Widespread adoption of cloud computing has been a game changer for many businesses. However, the high-profile data privacy case that pits Microsoft Corp. against the U.S. Department of Justice may be a prelude to stormy weather. The case, which will be argued in the U.S. Court of Appeals for the Second Circuit on Sept. 9, could determine whether the U.S. government has the power to seize the personal data of a company’s clients, even when that data resides overseas.
The case has attracted a lot of attention because Microsoft and the many companies and organizations that have supported its position fear that an adverse ruling could shake customer trust in U.S. cloud providers. Andrew Pincus, a Mayer Brown partner who filed an amicus brief for the U.S. Chamber of Commerce and other organizations, said that a government win would set a “very dangerous precedent” that could lead other countries to seize data on U.S. servers. “If the U.S. government does the same thing, how is the U.S. government supposed to oppose that?” he said.

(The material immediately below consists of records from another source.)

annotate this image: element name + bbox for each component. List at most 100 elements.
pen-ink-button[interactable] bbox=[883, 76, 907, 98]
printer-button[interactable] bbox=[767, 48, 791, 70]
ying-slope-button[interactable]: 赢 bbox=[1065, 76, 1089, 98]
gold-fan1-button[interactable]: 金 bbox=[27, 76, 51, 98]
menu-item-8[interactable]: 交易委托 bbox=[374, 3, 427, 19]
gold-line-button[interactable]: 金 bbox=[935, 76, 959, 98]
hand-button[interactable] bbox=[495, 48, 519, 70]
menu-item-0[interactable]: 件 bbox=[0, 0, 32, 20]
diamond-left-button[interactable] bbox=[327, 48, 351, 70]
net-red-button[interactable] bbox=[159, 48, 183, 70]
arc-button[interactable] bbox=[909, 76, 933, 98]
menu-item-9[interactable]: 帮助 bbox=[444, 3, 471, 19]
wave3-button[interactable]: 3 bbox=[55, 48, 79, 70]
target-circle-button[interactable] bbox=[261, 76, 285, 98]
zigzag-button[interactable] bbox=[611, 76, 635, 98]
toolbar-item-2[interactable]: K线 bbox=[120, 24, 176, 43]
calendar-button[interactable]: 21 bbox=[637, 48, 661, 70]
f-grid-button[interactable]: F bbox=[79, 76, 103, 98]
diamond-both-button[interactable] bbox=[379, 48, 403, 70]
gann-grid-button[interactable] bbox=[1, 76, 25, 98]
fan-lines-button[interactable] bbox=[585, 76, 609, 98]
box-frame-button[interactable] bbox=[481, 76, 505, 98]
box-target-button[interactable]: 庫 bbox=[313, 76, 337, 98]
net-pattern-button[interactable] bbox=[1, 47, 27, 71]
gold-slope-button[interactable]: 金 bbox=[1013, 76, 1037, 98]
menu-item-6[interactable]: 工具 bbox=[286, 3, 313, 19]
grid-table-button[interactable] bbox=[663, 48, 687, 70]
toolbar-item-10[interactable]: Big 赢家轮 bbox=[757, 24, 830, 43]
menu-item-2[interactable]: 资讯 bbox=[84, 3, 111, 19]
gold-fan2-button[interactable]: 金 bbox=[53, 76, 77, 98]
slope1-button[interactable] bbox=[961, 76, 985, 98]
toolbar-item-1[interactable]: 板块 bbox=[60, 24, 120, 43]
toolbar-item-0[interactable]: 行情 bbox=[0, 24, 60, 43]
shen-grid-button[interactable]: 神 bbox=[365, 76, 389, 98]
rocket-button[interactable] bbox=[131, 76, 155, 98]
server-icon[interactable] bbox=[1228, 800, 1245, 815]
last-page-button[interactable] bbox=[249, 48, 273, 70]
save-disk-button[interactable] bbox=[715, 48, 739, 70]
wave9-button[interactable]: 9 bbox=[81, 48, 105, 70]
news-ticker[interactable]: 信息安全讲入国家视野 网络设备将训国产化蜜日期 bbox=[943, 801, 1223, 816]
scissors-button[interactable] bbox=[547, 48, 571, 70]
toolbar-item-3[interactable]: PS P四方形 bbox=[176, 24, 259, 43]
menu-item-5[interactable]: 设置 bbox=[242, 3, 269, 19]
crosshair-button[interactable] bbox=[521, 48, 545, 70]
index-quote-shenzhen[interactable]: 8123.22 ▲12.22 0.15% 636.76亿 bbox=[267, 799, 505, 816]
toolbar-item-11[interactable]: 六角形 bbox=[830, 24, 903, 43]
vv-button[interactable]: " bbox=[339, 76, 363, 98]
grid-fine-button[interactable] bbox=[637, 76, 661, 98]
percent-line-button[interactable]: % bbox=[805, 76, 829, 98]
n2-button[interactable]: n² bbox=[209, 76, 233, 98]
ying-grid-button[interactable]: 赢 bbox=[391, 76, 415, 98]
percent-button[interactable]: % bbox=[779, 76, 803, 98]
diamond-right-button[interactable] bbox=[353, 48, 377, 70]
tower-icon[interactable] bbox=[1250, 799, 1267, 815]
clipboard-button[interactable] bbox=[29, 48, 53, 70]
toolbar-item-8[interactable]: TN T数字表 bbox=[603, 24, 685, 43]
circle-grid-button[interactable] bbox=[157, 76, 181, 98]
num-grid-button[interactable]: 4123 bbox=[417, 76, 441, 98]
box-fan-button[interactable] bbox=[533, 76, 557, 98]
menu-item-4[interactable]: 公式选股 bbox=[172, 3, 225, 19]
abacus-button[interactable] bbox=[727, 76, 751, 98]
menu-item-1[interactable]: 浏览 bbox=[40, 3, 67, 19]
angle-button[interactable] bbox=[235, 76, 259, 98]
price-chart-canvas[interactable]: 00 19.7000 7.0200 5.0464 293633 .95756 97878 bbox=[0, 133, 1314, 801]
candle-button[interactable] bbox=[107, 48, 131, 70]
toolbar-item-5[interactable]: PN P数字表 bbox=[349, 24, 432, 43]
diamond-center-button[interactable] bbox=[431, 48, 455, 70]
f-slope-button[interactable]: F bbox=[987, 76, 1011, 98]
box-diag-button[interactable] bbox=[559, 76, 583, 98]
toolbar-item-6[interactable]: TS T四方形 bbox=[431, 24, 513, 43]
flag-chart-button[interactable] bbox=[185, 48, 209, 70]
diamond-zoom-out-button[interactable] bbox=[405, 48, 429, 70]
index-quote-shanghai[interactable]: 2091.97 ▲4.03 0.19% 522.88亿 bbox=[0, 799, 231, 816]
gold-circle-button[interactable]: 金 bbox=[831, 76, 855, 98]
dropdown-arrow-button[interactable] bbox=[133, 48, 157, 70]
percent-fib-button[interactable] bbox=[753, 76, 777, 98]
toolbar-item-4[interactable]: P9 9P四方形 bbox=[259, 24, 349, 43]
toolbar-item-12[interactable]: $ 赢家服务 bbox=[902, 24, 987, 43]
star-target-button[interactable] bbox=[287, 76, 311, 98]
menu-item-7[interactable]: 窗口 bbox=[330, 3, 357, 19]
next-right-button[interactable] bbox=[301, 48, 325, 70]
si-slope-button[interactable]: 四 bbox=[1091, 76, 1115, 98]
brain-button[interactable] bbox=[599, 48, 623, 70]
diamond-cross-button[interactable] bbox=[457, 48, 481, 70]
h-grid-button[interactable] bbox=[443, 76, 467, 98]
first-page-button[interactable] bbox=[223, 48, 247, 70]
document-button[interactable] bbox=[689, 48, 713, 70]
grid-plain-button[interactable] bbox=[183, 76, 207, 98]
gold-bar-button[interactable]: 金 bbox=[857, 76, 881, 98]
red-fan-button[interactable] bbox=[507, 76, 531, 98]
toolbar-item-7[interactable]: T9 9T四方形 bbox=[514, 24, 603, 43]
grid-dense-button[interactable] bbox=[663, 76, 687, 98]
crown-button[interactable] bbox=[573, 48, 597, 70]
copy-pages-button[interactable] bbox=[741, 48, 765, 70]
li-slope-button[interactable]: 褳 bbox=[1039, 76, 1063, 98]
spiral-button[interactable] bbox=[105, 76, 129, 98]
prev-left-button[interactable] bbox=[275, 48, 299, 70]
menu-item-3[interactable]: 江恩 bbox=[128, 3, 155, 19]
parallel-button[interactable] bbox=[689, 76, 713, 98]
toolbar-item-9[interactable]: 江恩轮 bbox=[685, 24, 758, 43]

Microsoft v. United States (aka the “Microsoft Ireland” litigation) began as a narcotics case. In December 2013, the DOJ, which declined to comment for this report, issued a warrant to access email communications of an unnamed user of Microsoft’s MSN email service in order to investigate drug trafficking. The user’s email records were stored on a Microsoft server in Dublin. But instead of seeking access to the emails through the government’s mutual legal assistance treaty (MLAT) with Ireland, the DOJ ordered Microsoft to copy the records and turn them over. The company refused and lost in the ensuing litigation before a federal magistrate judge and a district judge in the U.S. District Court for the Southern District of New York.